JUSTIÇA SALARIAL JÁ
STF decide hoje futuro da igualdade salarial no Brasil
Ministros do Supremo Tribunal Federal proferem votos sobre a Lei 14.611, sancionada em julho de 2023 para combater a disparidade salarial de gênero.
O Supremo Tribunal Federal (STF) começou a deliberar sobre a constitucionalidade da Lei 14.611, que assegura a igualdade salarial entre homens e mulheres, com os votos dos ministros sendo proferidos nesta quinta-feira, 14 de maio de 2026. A Corte avalia ações que buscam tanto garantir a aplicação da norma quanto questionar sua validade, em um debate crucial para combater a persistente discriminação de gênero no mercado de trabalho e garantir a dignidade e justiça para milhões de mulheres em todo o país.
O plenário analisa três ações: uma ação declaratória de constitucionalidade (ADC), protocolada pela Central Única dos Trabalhadores (CUT) para garantir a aplicação da lei, e duas ações diretas de inconstitucionalidade (ADI), impetradas pela Confederação Nacional de Indústria (CNI) e pelo Partido Novo contra a norma.
O Julgamento e a Lei
A Lei 14.611, sancionada pelo presidente Luiz Inácio Lula da Silva em julho de 2023, estabelece a obrigatoriedade para empresas de garantir a igualdade salarial.
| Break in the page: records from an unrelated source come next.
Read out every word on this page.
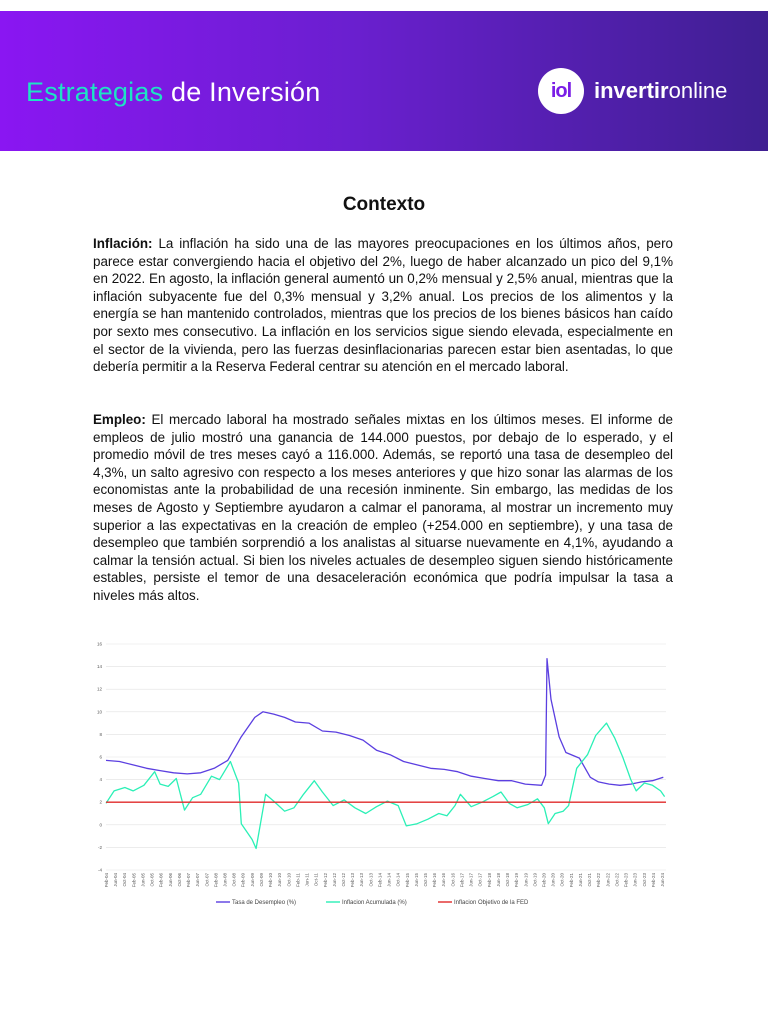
Estrategias de Inversión	iol invertironline
Contexto

Inflación: La inflación ha sido una de las mayores preocupaciones en los últimos años, pero parece estar convergiendo hacia el objetivo del 2%, luego de haber alcanzado un pico del 9,1% en 2022. En agosto, la inflación general aumentó un 0,2% mensual y 2,5% anual, mientras que la inflación subyacente fue del 0,3% mensual y 3,2% anual. Los precios de los alimentos y la energía se han mantenido controlados, mientras que los precios de los bienes básicos han caído por sexto mes consecutivo. La inflación en los servicios sigue siendo elevada, especialmente en el sector de la vivienda, pero las fuerzas desinflacionarias parecen estar bien asentadas, lo que debería permitir a la Reserva Federal centrar su atención en el mercado laboral.

Empleo: El mercado laboral ha mostrado señales mixtas en los últimos meses. El informe de empleos de julio mostró una ganancia de 144.000 puestos, por debajo de lo esperado, y el promedio móvil de tres meses cayó a 116.000. Además, se reportó una tasa de desempleo del 4,3%, un salto agresivo con respecto a los meses anteriores y que hizo sonar las alarmas de los economistas ante la probabilidad de una recesión inminente. Sin embargo, las medidas de los meses de Agosto y Septiembre ayudaron a calmar el panorama, al mostrar un incremento muy superior a las expectativas en la creación de empleo (+254.000 en septiembre), y una tasa de desempleo que también sorprendió a los analistas al situarse nuevamente en 4,1%, ayudando a calmar la tensión actual. Si bien los niveles actuales de desempleo siguen siendo históricamente estables, persiste el temor de una desaceleración económica que podría impulsar la tasa a niveles más altos.

-4
-2
0
2
4
6
8
10
12
14
16
Feb-04 Jun-04 Oct-04 Feb-05 Jun-05 Oct-05 Feb-06 Jun-06 Oct-06 Feb-07 Jun-07 Oct-07 Feb-08 Jun-08 Oct-08 Feb-09 Jun-09 Oct-09 Feb-10 Jun-10 Oct-10 Feb-11 Jun-11 Oct-11 Feb-12 Jun-12 Oct-12 Feb-13 Jun-13 Oct-13 Feb-14 Jun-14 Oct-14 Feb-15 Jun-15 Oct-15 Feb-16 Jun-16 Oct-16 Feb-17 Jun-17 Oct-17 Feb-18 Jun-18 Oct-18 Feb-19 Jun-19 Oct-19 Feb-20 Jun-20 Oct-20 Feb-21 Jun-21 Oct-21 Feb-22 Jun-22 Oct-22 Feb-23 Jun-23 Oct-23 Feb-24 Jun-24
Tasa de Desempleo (%)	Inflacion Acumulada (%)	Inflacion Objetivo de la FED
A norma alterou a Consolidação das Leis do Trabalho (CLT), definindo que companhias deverão pagar multa de dez vezes o valor do salário em caso de discriminação por motivo de sexo, raça, etnia, origem ou idade. Além disso, a lei exige a divulgação semestral de relatórios de transparência salarial por empresas com mais de 100 empregados, promovendo um ambiente de trabalho mais justo e transparente.
Argumentos no Plenário
As sustentações das partes envolvidas nos processos ocuparam a sessão de 13 de maio de 2026. A advogada Camila Dias Lopes, representante do Instituto Nós por Elas, argumentou que as ações contrárias à lei carecem de fundamento. Camila enfatizou que a divulgação de relatórios de transparência salarial e as sanções às empresas são indispensáveis para efetivar os direitos fundamentais à igualdade e à não discriminação. "É inconcebível que mulheres recebam 20% em média a menos que homens exercendo a mesma função. É inconcebível que esta Suprema Corte, em pleno 2026, seja provocada a afirmar o óbvio", declarou, ressaltando a urgência da decisão.
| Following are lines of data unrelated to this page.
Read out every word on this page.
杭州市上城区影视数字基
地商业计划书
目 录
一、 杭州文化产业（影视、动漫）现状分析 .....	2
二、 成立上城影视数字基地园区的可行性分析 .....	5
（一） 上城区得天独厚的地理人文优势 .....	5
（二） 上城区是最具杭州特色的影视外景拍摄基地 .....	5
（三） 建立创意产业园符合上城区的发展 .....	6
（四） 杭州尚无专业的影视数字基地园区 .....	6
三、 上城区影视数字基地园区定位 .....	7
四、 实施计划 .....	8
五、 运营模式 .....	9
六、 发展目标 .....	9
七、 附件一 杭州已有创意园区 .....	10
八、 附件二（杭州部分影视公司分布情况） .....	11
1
Mádila Barros de Lima, advogada da Central Única dos Trabalhadores (CUT), reforçou que a desigualdade de gênero não é acidental, mas sim um fenômeno histórico que molda o mercado de trabalho. Ela alertou que as barreiras enfrentadas pelas mulheres impactam diretamente suas remunerações, oportunidades e até seus sonhos. "Assim como as mulheres negras, outras mulheres enfrentam diariamente os atravessamentos do machismo, do etarismo, do capacitismo. Esses problemas refletem diretamente sobre as remunerações, oportunidades e sobre os sonhos", completou, sublinhando a necessidade de uma intervenção judicial firme.
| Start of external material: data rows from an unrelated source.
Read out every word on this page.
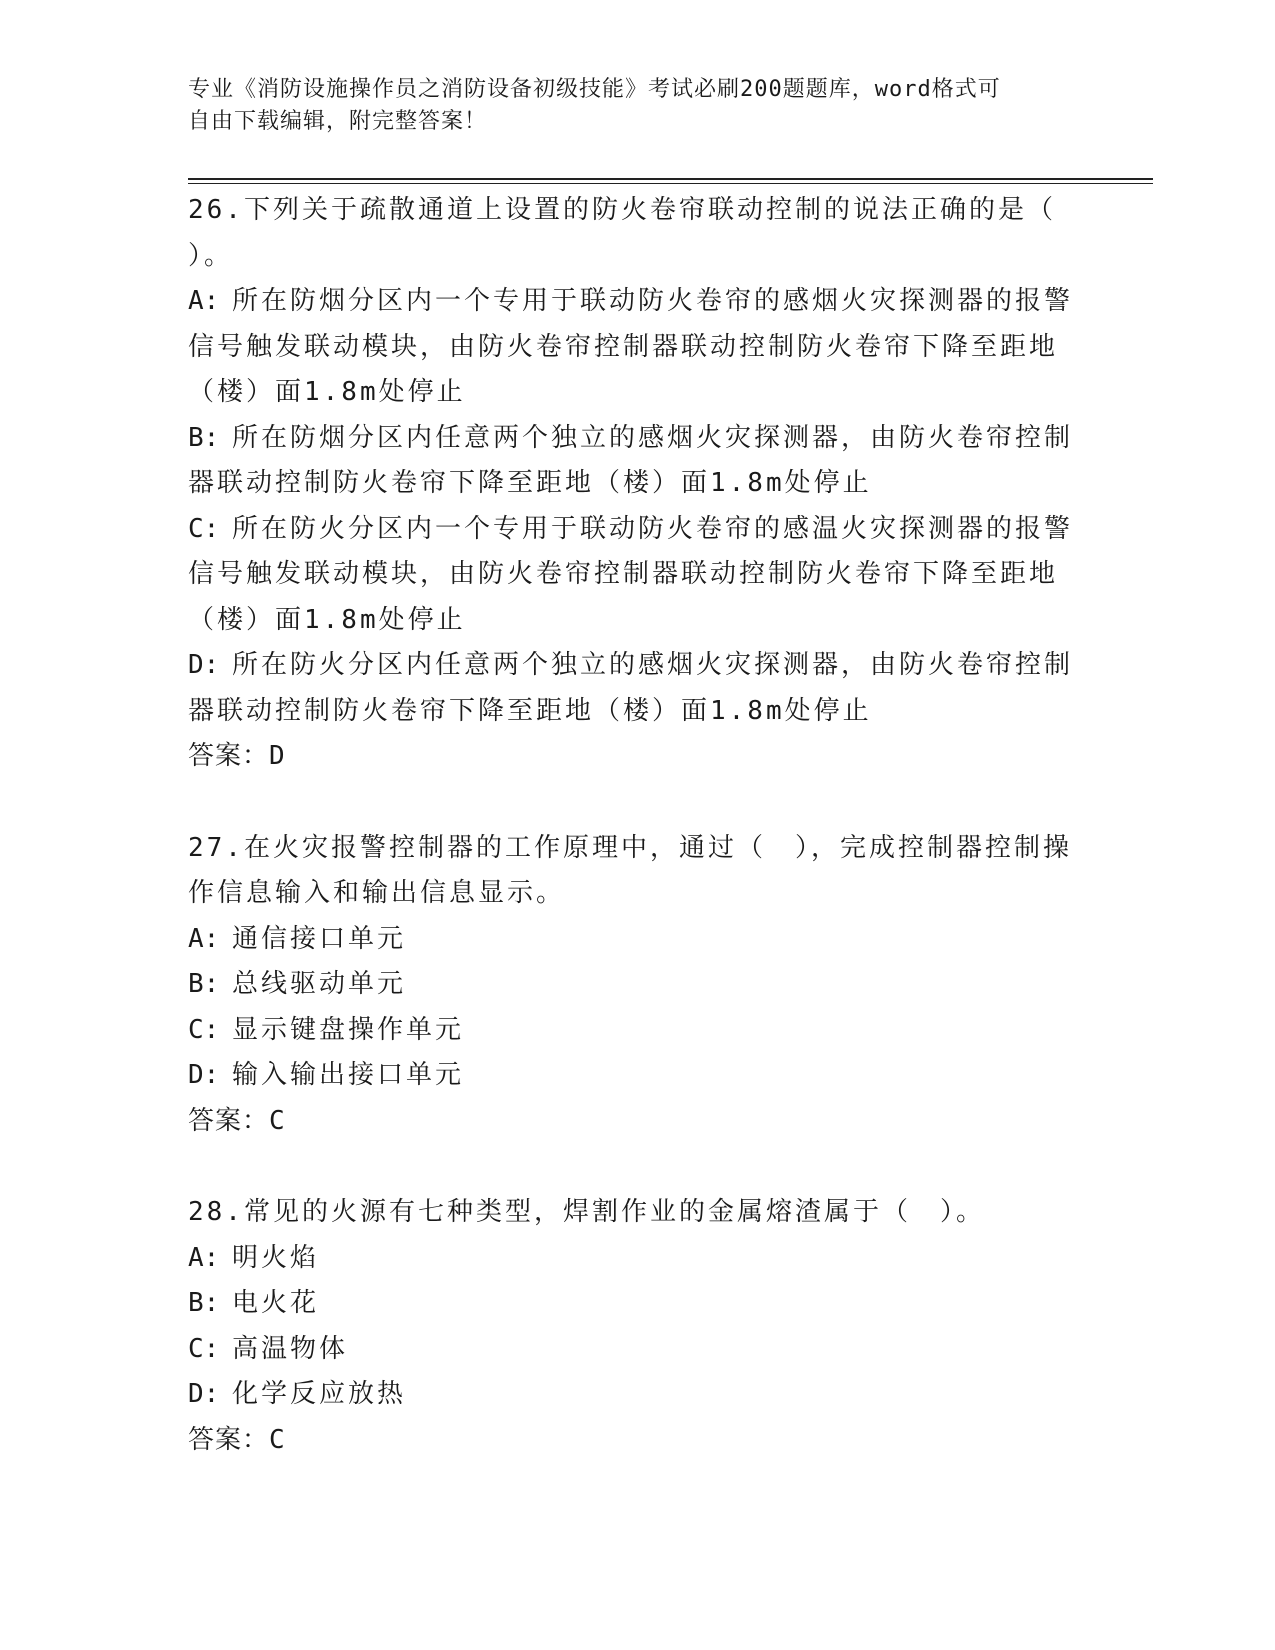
专业《消防设施操作员之消防设备初级技能》考试必刷200题题库，word格式可
自由下载编辑，附完整答案！
26.下列关于疏散通道上设置的防火卷帘联动控制的说法正确的是（
）。
A: 所在防烟分区内一个专用于联动防火卷帘的感烟火灾探测器的报警
信号触发联动模块，由防火卷帘控制器联动控制防火卷帘下降至距地
（楼）面1.8m处停止
B: 所在防烟分区内任意两个独立的感烟火灾探测器，由防火卷帘控制
器联动控制防火卷帘下降至距地（楼）面1.8m处停止
C: 所在防火分区内一个专用于联动防火卷帘的感温火灾探测器的报警
信号触发联动模块，由防火卷帘控制器联动控制防火卷帘下降至距地
（楼）面1.8m处停止
D: 所在防火分区内任意两个独立的感烟火灾探测器，由防火卷帘控制
器联动控制防火卷帘下降至距地（楼）面1.8m处停止
答案：D
27.在火灾报警控制器的工作原理中，通过（　），完成控制器控制操
作信息输入和输出信息显示。
A: 通信接口单元
B: 总线驱动单元
C: 显示键盘操作单元
D: 输入输出接口单元
答案：C
28.常见的火源有七种类型，焊割作业的金属熔渣属于（　）。
A: 明火焰
B: 电火花
C: 高温物体
D: 化学反应放热
答案：C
Embora os votos dos ministros estejam sendo proferidos nesta quinta-feira, 14 de maio de 2026, o desfecho do julgamento definirá os próximos passos para a efetivação da igualdade salarial no país. A decisão, que se espera para breve, impactará diretamente a vida de milhões de brasileiras e as práticas do mercado de trabalho, reafirmando o compromisso do Brasil com a justiça social e a equidade.